What's your Facebook profile religious view? Why?
We had an interesting discussion in my Faith and Leadership class this week. We’re reading Diana Butler Bass’s book Christianity After Religion, and one of my students asked this as a response question for class discussion:
Chapter 2 discusses how people “deeply committed to Christianity” often dislike labeling themselves directly as “Christian.” What does your Facebook profile say about your faith/religious views? Why did you choose the wording or label that you did?
I found the ensuing short conversation fascinating and, perhaps, revealing possibilities for future research areas.
First, of the students who shared, all had some sort of careful reasoning behind why they did chose the Facebook religion label that they did. This was not some off-the-cuff decision, but a thoughtful negotiation of Facebook as a platform to construct and manage identity. (This recalls some of Sherry Turkle’s research presented in Alone Together, though Turkle addresses bands' likes and photos rather than religious identity, if my memory serves me.)

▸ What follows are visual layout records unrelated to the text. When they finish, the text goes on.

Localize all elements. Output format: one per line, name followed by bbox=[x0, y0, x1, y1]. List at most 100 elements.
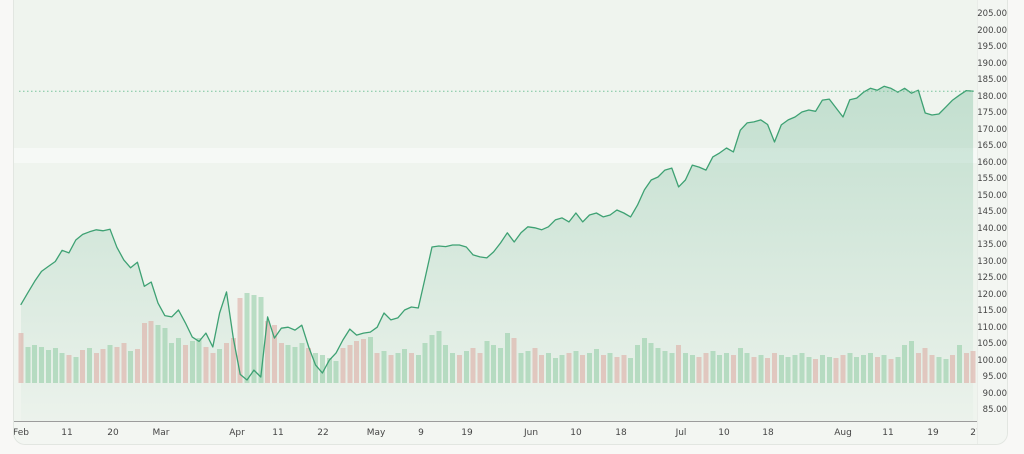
volume-bar bbox=[203, 347, 209, 383]
volume-bar bbox=[306, 348, 312, 383]
volume-bar bbox=[52, 348, 58, 383]
time-axis-label: 11 bbox=[882, 428, 894, 438]
volume-bar bbox=[176, 338, 181, 383]
volume-bar bbox=[224, 343, 229, 383]
volume-bar bbox=[402, 349, 408, 383]
price-axis-label: 155.00 bbox=[977, 174, 1007, 184]
price-axis-label: 115.00 bbox=[977, 306, 1007, 316]
volume-bar bbox=[408, 353, 414, 383]
volume-bar bbox=[169, 343, 175, 383]
volume-bar bbox=[333, 361, 339, 383]
volume-bar bbox=[504, 333, 510, 383]
volume-bar bbox=[744, 353, 750, 383]
volume-bar bbox=[18, 333, 24, 383]
volume-bar bbox=[710, 351, 716, 383]
volume-bar bbox=[299, 343, 305, 383]
price-axis[interactable]: 205.00 200.00 195.00 190.00 185.00 180.00 175.… bbox=[977, 0, 1007, 444]
volume-bar bbox=[87, 348, 92, 383]
volume-bar bbox=[381, 351, 387, 383]
time-axis-label: Jul bbox=[675, 428, 687, 438]
price-axis-label: 130.00 bbox=[977, 256, 1007, 267]
volume-bar bbox=[682, 353, 688, 383]
volume-bar bbox=[929, 355, 935, 383]
price-axis-label: 190.00 bbox=[977, 58, 1007, 69]
price-axis-label: 125.00 bbox=[977, 273, 1007, 283]
volume-bar bbox=[772, 353, 777, 383]
volume-bar bbox=[456, 355, 462, 383]
volume-bar bbox=[854, 357, 860, 383]
volume-bar bbox=[25, 347, 31, 383]
volume-bar bbox=[826, 357, 832, 383]
time-axis-label: 22 bbox=[317, 428, 329, 438]
volume-bar bbox=[525, 351, 531, 383]
time-axis-label: Jun bbox=[523, 428, 539, 438]
volume-bar bbox=[799, 353, 805, 383]
volume-bar bbox=[874, 357, 880, 383]
volume-bar bbox=[600, 355, 606, 383]
volume-bar bbox=[429, 335, 435, 383]
area-fill bbox=[21, 86, 974, 421]
volume-bar bbox=[847, 353, 853, 383]
volume-bar bbox=[785, 357, 791, 383]
volume-bar bbox=[614, 357, 620, 383]
volume-bar bbox=[340, 348, 346, 383]
volume-bar bbox=[724, 353, 729, 383]
volume-bar bbox=[148, 321, 154, 383]
volume-bar bbox=[867, 353, 873, 383]
volume-bar bbox=[395, 353, 401, 383]
volume-bar bbox=[155, 325, 161, 383]
price-axis-label: 95.00 bbox=[982, 372, 1007, 382]
time-axis-label: 9 bbox=[418, 428, 424, 438]
volume-bar bbox=[258, 297, 264, 383]
volume-bar bbox=[580, 355, 586, 383]
time-axis-label: Aug bbox=[834, 428, 852, 438]
price-axis-label: 100.00 bbox=[977, 355, 1007, 366]
volume-bar bbox=[730, 355, 736, 383]
price-axis-label: 150.00 bbox=[977, 190, 1007, 201]
volume-bar bbox=[189, 341, 195, 383]
volume-bar bbox=[374, 353, 380, 383]
volume-bar bbox=[518, 353, 524, 383]
volume-bar bbox=[963, 353, 969, 383]
volume-bar bbox=[552, 358, 558, 383]
price-axis-label: 135.00 bbox=[977, 240, 1007, 250]
price-axis-label: 160.00 bbox=[977, 157, 1007, 168]
volume-bar bbox=[477, 353, 483, 383]
time-axis-label: 27 bbox=[970, 428, 982, 438]
volume-bar bbox=[696, 357, 702, 383]
time-axis-label: Mar bbox=[152, 428, 170, 438]
time-axis-label: 18 bbox=[762, 428, 774, 438]
volume-bar bbox=[367, 337, 373, 383]
volume-bar bbox=[80, 350, 86, 383]
volume-bar bbox=[93, 353, 99, 383]
volume-bar bbox=[813, 359, 819, 383]
volume-bar bbox=[593, 349, 599, 383]
volume-bar bbox=[765, 358, 771, 383]
volume-bar bbox=[278, 343, 284, 383]
volume-bar bbox=[45, 350, 51, 383]
volume-bar bbox=[217, 349, 223, 383]
price-axis-label: 175.00 bbox=[977, 108, 1007, 118]
volume-bar bbox=[573, 351, 579, 383]
volume-bar bbox=[778, 355, 784, 383]
time-axis[interactable]: Feb 11 20 Mar Apr 11 22 May 9 19 Jun 10 18 Jul 10 18 Aug… bbox=[13, 421, 982, 444]
volume-bar bbox=[545, 353, 551, 383]
volume-bar bbox=[737, 348, 743, 383]
price-axis-label: 145.00 bbox=[977, 207, 1007, 217]
volume-bar bbox=[950, 355, 956, 383]
time-axis-label: 11 bbox=[272, 428, 284, 438]
volume-bar bbox=[237, 298, 243, 383]
volume-bar bbox=[607, 353, 613, 383]
chart-pane[interactable] bbox=[14, 0, 977, 421]
time-axis-label: 20 bbox=[107, 428, 119, 438]
time-axis-label: Feb bbox=[13, 428, 29, 438]
volume-bar bbox=[840, 355, 846, 383]
volume-bar bbox=[970, 351, 976, 383]
volume-bar bbox=[121, 343, 127, 383]
price-axis-label: 140.00 bbox=[977, 223, 1007, 234]
volume-bar bbox=[230, 338, 236, 383]
volume-bar bbox=[943, 359, 949, 383]
volume-bar bbox=[676, 345, 682, 383]
volume-bar bbox=[443, 345, 449, 383]
volume-bar bbox=[347, 345, 353, 383]
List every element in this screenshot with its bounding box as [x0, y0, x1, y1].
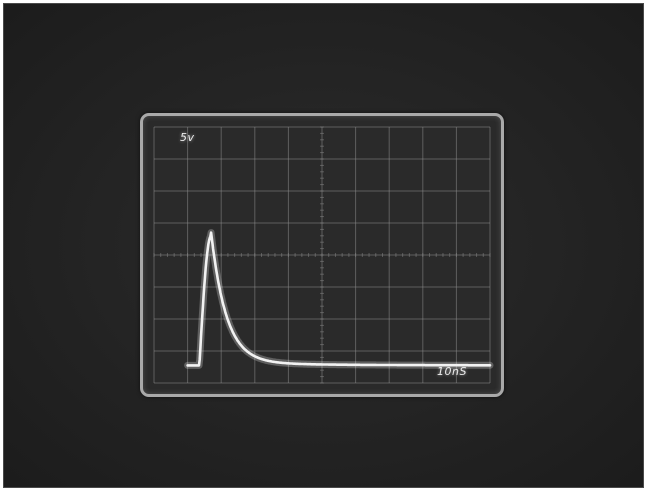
trace-glow	[184, 229, 494, 369]
time-per-division-label: 10nS	[437, 365, 467, 378]
volts-per-division-label: 5v	[180, 131, 195, 144]
oscilloscope-display	[153, 126, 494, 384]
graticule-grid	[153, 126, 491, 384]
photo-frame: 5v 10nS	[3, 3, 644, 488]
signal-trace	[186, 231, 492, 367]
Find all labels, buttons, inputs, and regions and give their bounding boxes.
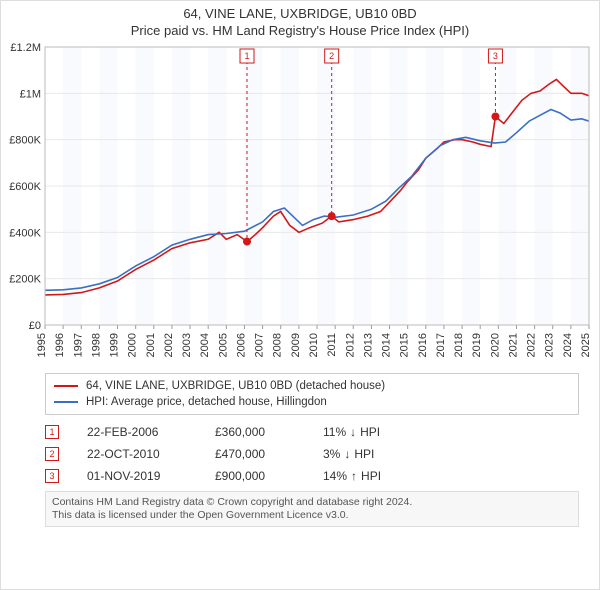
sale-marker-dot — [491, 113, 499, 121]
x-tick-label: 1995 — [36, 333, 48, 357]
footer-line-1: Contains HM Land Registry data © Crown c… — [52, 496, 572, 509]
arrow-down-icon: ↓ — [350, 425, 356, 439]
sale-date: 22-FEB-2006 — [87, 425, 187, 439]
y-tick-label: £1.2M — [10, 42, 41, 54]
arrow-down-icon: ↓ — [344, 447, 350, 461]
sale-marker-chip: 2 — [45, 447, 59, 461]
sale-date: 22-OCT-2010 — [87, 447, 187, 461]
sale-marker-flag: 2 — [325, 49, 339, 63]
x-tick-label: 2014 — [381, 333, 393, 357]
sale-date: 01-NOV-2019 — [87, 469, 187, 483]
sale-row: 1 22-FEB-2006 £360,000 11% ↓ HPI — [45, 421, 579, 443]
legend-row: HPI: Average price, detached house, Hill… — [54, 394, 570, 410]
x-tick-label: 2008 — [272, 333, 284, 357]
sale-marker-dot — [328, 212, 336, 220]
sale-marker-chip: 3 — [45, 469, 59, 483]
x-tick-label: 2015 — [399, 333, 411, 357]
legend-row: 64, VINE LANE, UXBRIDGE, UB10 0BD (detac… — [54, 378, 570, 394]
sale-delta-vs: HPI — [360, 425, 380, 439]
chart-wrap: £0 £200K £400K £600K £800K £1M £1.2M 1995 1996 19… — [1, 39, 599, 369]
sale-marker-chip: 1 — [45, 425, 59, 439]
x-tick-label: 2013 — [362, 333, 374, 357]
x-tick-label: 2022 — [526, 333, 538, 357]
y-tick-label: £0 — [29, 320, 41, 332]
x-tick-label: 2004 — [199, 333, 211, 357]
x-tick-label: 2012 — [344, 333, 356, 357]
sale-delta-pct: 14% — [323, 469, 347, 483]
x-tick-label: 2000 — [127, 333, 139, 357]
svg-text:1: 1 — [244, 51, 249, 61]
sale-price: £470,000 — [215, 447, 295, 461]
x-tick-label: 2025 — [580, 333, 592, 357]
sale-marker-flag: 3 — [488, 49, 502, 63]
sale-delta-pct: 11% — [323, 425, 346, 439]
x-tick-label: 2005 — [217, 333, 229, 357]
sale-delta-pct: 3% — [323, 447, 340, 461]
title-address: 64, VINE LANE, UXBRIDGE, UB10 0BD — [1, 5, 599, 22]
y-tick-label: £200K — [9, 274, 41, 286]
figure-container: 64, VINE LANE, UXBRIDGE, UB10 0BD Price … — [0, 0, 600, 590]
svg-text:2: 2 — [329, 51, 334, 61]
sale-price: £360,000 — [215, 425, 295, 439]
x-tick-label: 2023 — [544, 333, 556, 357]
arrow-up-icon: ↑ — [351, 469, 357, 483]
x-tick-label: 2019 — [471, 333, 483, 357]
y-tick-label: £1M — [20, 88, 41, 100]
sale-delta: 3% ↓ HPI — [323, 447, 413, 461]
legend: 64, VINE LANE, UXBRIDGE, UB10 0BD (detac… — [45, 373, 579, 415]
sale-delta: 11% ↓ HPI — [323, 425, 413, 439]
legend-swatch — [54, 401, 78, 403]
footer-line-2: This data is licensed under the Open Gov… — [52, 509, 572, 522]
x-tick-label: 1996 — [54, 333, 66, 357]
legend-label: 64, VINE LANE, UXBRIDGE, UB10 0BD (detac… — [86, 378, 385, 394]
sales-table: 1 22-FEB-2006 £360,000 11% ↓ HPI 2 22-OCT-2010 £… — [45, 421, 579, 487]
svg-text:3: 3 — [493, 51, 498, 61]
x-tick-label: 2010 — [308, 333, 320, 357]
x-tick-label: 2024 — [562, 333, 574, 357]
y-tick-label: £800K — [9, 135, 41, 147]
x-tick-label: 2002 — [163, 333, 175, 357]
x-tick-label: 1999 — [109, 333, 121, 357]
title-block: 64, VINE LANE, UXBRIDGE, UB10 0BD Price … — [1, 1, 599, 39]
y-tick-label: £600K — [9, 181, 41, 193]
sale-delta: 14% ↑ HPI — [323, 469, 413, 483]
x-tick-label: 1998 — [90, 333, 102, 357]
attribution-footer: Contains HM Land Registry data © Crown c… — [45, 491, 579, 527]
x-tick-label: 2009 — [290, 333, 302, 357]
title-subtitle: Price paid vs. HM Land Registry's House … — [1, 22, 599, 39]
x-tick-label: 2003 — [181, 333, 193, 357]
x-tick-label: 2001 — [145, 333, 157, 357]
x-tick-label: 2007 — [254, 333, 266, 357]
x-tick-label: 2017 — [435, 333, 447, 357]
legend-swatch — [54, 385, 78, 387]
sale-marker-flag: 1 — [240, 49, 254, 63]
y-tick-label: £400K — [9, 227, 41, 239]
x-tick-label: 2021 — [507, 333, 519, 357]
sale-marker-dot — [243, 238, 251, 246]
sale-row: 2 22-OCT-2010 £470,000 3% ↓ HPI — [45, 443, 579, 465]
legend-label: HPI: Average price, detached house, Hill… — [86, 394, 327, 410]
sale-price: £900,000 — [215, 469, 295, 483]
sale-delta-vs: HPI — [361, 469, 381, 483]
x-tick-label: 2011 — [326, 333, 338, 357]
x-tick-label: 2020 — [489, 333, 501, 357]
price-chart: £0 £200K £400K £600K £800K £1M £1.2M 1995 1996 19… — [1, 39, 600, 369]
x-tick-label: 1997 — [72, 333, 84, 357]
sale-delta-vs: HPI — [354, 447, 374, 461]
x-tick-label: 2006 — [235, 333, 247, 357]
sale-row: 3 01-NOV-2019 £900,000 14% ↑ HPI — [45, 465, 579, 487]
x-tick-label: 2018 — [453, 333, 465, 357]
x-tick-label: 2016 — [417, 333, 429, 357]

Secondly, we talked a lot about audience awareness. Students mentioned how their Facebook religious view had something to do with what people would think about their religious view or lack thereof, how others would interpret it. Relatedly, Bass notes this is sort of a recurring theme in recent Christianity — folks searching for a label or a language to claim identity without being lumped in with all Christians. So, they say they’re a “Jesus follower.” Or, as one student appreciated, “an apprentice of Jesus.”
Finally, it was interesting to hear that some students simply claimed their denominational affiliation, while for others it’s exactly denominational Christianity that they’re hoping to move beyond.
Why does this matter? Well, it makes me wonder about future research possibilities, for one. How might one go about cataloging what young adults hope to communicate by their Facebook religious views? How do their Facebook religious views connect to their religious views expressed elsewhere—such as on college admissions forms or surveys?
I bet interviews with young adults about why they chose the Facebook religion views they do would be revealing, but not in any simply “who believes what” sort of way. They’d show how young adults—or any group, for that matter—use new media to communicate complex religious matters with cultural sophistication.